Students are surveyed and rate a professor at the end of a course. A different group of students attend a single lecture by that professor and rate him. Another group of students watch 10 minute video clip of the professor's lecture and also rate him. Another group does the same with a 5 minute clip, then another with a 1 minute clip, another with a 10 second clip. The result? All the groups of students give the professor the same rating, regardless of how much time they spent observing. The implication here, is that snap judgements are formed quickly and that, once formed, are difficult to change.

These examples come from Malcolm Gladwell's recent book "Blink." I heard them this morning in an interview with Gladwell on NPR, I have not read the book. I have, however, read Robert Cialdini's "Influence: The Psychology of Persuasion," which describes many powerful effects and was written more than 20 years ago.

In sales training, we learn the tip of the iceberg in navigating social constructs and influencing individuals and groups to our desired outcome. I've seen it work in practice. Reams of psychology research and papers confirm: the ability to irresistably manipulate minds is real. All it takes is knowledge. And this body of knowledge grows every day.

Well, perhaps "irresistable" is not entirely correct.

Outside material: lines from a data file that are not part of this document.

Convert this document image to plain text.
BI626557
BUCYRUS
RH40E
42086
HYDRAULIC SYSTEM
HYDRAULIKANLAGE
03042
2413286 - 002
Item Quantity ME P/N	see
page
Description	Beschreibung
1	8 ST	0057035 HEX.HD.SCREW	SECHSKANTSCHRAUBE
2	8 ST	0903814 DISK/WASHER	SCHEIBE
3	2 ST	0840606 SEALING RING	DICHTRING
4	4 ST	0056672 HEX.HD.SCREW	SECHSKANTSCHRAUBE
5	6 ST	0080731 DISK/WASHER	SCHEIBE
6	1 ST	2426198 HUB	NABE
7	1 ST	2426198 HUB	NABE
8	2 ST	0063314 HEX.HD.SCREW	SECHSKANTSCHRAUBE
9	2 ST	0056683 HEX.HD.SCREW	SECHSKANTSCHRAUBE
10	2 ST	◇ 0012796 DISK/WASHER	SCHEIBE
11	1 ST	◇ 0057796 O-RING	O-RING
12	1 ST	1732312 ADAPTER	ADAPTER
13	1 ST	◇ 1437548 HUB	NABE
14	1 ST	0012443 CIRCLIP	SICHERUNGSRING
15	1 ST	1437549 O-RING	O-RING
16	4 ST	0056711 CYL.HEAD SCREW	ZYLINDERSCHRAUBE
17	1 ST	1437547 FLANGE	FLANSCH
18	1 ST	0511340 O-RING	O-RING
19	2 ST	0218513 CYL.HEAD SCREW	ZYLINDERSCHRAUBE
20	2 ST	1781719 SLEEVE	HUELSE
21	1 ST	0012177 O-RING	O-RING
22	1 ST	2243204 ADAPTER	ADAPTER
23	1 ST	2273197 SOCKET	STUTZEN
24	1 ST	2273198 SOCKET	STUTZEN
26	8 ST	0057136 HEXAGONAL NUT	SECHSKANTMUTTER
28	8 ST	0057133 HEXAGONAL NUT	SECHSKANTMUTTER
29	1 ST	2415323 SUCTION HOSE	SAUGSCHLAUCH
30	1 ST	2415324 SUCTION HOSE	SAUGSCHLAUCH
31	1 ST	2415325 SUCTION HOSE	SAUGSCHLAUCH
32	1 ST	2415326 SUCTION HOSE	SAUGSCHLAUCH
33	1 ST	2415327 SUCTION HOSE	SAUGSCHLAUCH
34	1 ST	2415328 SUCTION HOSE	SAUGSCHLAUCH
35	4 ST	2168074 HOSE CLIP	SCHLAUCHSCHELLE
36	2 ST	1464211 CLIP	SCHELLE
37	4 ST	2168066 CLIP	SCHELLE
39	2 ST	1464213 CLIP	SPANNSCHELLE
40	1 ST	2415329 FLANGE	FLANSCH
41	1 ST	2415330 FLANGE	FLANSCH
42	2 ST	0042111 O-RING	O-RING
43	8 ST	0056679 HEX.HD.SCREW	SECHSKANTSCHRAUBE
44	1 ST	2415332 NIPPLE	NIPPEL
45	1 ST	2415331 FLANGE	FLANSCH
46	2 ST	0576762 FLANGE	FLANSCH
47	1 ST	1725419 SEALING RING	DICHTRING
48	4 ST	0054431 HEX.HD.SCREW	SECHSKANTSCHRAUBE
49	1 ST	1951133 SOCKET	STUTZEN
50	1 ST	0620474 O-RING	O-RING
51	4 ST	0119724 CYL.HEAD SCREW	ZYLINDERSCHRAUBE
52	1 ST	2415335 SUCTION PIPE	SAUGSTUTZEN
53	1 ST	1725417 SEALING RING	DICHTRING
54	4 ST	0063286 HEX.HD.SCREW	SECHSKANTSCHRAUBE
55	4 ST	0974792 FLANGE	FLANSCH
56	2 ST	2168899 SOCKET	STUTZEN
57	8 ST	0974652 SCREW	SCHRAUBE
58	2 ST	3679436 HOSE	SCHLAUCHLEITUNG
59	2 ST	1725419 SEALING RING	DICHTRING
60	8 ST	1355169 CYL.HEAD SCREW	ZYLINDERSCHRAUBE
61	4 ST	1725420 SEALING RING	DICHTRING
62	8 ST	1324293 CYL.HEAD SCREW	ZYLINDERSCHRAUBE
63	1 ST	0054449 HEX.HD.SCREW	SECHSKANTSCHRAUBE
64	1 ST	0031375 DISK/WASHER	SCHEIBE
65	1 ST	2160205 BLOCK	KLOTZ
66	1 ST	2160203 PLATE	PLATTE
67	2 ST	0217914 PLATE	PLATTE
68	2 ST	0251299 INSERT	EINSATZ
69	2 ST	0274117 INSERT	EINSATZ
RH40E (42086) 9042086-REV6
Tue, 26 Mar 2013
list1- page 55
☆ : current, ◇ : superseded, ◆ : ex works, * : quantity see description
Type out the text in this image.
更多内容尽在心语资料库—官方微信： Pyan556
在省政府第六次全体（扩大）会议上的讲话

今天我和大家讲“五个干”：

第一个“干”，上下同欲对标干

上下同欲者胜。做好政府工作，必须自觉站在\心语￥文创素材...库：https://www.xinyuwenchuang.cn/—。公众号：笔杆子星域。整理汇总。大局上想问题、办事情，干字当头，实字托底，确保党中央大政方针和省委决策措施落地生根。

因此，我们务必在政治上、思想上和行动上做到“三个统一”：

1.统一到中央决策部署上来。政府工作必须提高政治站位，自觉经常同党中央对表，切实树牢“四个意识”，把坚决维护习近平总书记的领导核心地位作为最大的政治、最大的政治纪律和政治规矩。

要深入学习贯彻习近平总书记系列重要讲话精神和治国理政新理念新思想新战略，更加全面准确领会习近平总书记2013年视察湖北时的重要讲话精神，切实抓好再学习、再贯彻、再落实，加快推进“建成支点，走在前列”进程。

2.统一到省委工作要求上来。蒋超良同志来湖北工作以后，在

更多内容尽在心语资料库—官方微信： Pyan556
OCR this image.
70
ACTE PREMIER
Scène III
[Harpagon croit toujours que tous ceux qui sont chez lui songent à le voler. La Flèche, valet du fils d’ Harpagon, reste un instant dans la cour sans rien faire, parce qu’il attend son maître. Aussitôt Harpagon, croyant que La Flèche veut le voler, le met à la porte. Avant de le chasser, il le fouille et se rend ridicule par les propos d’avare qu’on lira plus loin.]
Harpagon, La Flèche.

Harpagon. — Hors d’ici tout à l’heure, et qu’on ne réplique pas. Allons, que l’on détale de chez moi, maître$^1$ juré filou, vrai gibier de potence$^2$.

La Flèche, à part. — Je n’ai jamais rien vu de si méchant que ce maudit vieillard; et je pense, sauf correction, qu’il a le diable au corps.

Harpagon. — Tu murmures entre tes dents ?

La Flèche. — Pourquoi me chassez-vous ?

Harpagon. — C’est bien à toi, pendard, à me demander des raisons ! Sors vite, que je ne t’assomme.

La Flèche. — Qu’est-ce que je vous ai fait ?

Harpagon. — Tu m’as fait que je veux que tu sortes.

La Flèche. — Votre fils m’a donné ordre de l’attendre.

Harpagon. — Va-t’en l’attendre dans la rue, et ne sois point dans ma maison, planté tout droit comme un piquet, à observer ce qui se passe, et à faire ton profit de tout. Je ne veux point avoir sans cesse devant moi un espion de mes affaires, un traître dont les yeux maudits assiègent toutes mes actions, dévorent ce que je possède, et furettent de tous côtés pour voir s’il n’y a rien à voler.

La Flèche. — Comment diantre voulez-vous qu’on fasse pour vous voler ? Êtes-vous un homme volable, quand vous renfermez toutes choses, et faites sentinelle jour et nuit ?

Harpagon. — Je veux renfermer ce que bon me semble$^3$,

In "The Exorcist," Max von Sydow's character warns his young protege "The devil will mix lies with the truth. You must not listen." We can envision vivid portrayals of a cranky Brooklyn man with his family, listening to something disagreeable on the radio and yelling "This is total BS. Turn it off!" We've heard the stories of religious zealots who, rather than reasoning against their less religious foes, simply cut them off and instruct their followers not to listen. I don't need to pay attention to the person speaking to me. I can think about my upcoming vacation and stare out the window into the parking lot, counting the cars. A test subject in Group A can, instead of earnestly taking the test, randomly circle answers in order to get out as quickly as possible.

But this would be a pretty sad way to live one's life. There are people who do this; I try to avoid them. Closing one's mind to the world creates the fundamental assumption that one's internal model of the universe is the pinnacle of accuracy and that nothing can improve it. Studies are assumed to be biased and manipulative. Logic assumed to be false.

Instead, I try to consider the world in a way influenced by Russo and Schoemaker's "Winning Decisions : Getting It Right the First Time." Especially after taking Prof. Russo's related course (and discovering him to be one my my favorite professors of all time). It seems obvious that my model of the world is, while usable, heavily biased by a number of random and non-random factors, making it brittle, and thus requires constant input and adjustment. To receive that adjustment and make improvements in my capabilities, I need to be constantly open to listening, receiving, and considering input from others; especially disconfirming evidence that shows that something about my view of things is wrong.

How can one reconcile this need to be open to external influence (especially influences that conflict with existing beliefs) with the evidence that the act of receiving is all that's necessary to be subject to powerful external manipulation?